Still - there is a wealth of information here, and an ongoing set of conference calls associate with this forum.
There is also the OntoWorld Wiki (http://ontoworld.org/wiki/Main_Page) associated with the very important annual International Semantic Web Conference (ISWC).
In both cases, these sites both include a breath of coverage that is in no way limited to the biomedical domain, while also tending to be focussed specifically on the project undertaken by the participants of those forums, as opposed to also casting an eye outward to keep track of all the other relevant projects and tools.
Cheers,
Bill
Still - there is a wealth of information here, and an ongoing set of conference calls associate with this forum.
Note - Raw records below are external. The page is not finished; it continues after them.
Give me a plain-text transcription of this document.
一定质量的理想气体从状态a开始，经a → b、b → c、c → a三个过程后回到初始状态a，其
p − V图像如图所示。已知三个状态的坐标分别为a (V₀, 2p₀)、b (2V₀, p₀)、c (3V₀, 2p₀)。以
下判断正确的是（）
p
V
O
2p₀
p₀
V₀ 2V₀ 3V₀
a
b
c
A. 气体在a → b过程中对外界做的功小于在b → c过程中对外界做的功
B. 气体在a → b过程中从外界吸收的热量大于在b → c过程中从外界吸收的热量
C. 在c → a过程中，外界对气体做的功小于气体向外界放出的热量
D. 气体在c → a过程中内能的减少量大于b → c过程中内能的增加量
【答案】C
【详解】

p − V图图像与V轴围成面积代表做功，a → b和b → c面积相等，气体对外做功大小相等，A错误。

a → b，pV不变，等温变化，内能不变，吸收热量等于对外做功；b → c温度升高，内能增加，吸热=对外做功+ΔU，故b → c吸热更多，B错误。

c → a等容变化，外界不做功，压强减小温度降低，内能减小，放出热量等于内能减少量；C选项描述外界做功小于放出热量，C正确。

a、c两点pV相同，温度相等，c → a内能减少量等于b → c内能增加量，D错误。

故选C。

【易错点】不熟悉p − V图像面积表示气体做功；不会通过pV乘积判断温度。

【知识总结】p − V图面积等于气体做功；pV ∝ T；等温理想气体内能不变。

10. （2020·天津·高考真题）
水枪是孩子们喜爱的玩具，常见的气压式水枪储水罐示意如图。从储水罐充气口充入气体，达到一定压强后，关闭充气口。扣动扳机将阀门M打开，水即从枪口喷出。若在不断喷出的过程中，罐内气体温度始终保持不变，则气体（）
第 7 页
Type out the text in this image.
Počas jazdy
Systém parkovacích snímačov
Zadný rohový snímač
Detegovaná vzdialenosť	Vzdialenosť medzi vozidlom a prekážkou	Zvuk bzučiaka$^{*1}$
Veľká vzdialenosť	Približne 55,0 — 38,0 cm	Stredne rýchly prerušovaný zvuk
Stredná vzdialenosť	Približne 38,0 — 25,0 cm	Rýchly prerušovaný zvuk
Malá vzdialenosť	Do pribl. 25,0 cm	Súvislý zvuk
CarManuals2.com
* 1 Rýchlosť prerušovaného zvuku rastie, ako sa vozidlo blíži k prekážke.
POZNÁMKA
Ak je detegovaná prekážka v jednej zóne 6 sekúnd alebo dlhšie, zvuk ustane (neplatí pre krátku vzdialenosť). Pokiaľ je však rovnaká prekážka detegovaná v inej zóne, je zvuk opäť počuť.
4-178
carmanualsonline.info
There is also the OntoWorld Wiki (http://ontoworld.org/wiki/Main_Page) associated with the very important annual International Semantic Web Conference (ISWC).
In both cases, these sites both include a breath of coverage that is in no way limited to the biomedical domain, while also tending to be focussed specifically on the project undertaken by the participants of those forums, as opposed to also casting an eye outward to keep track of all the other relevant projects and tools.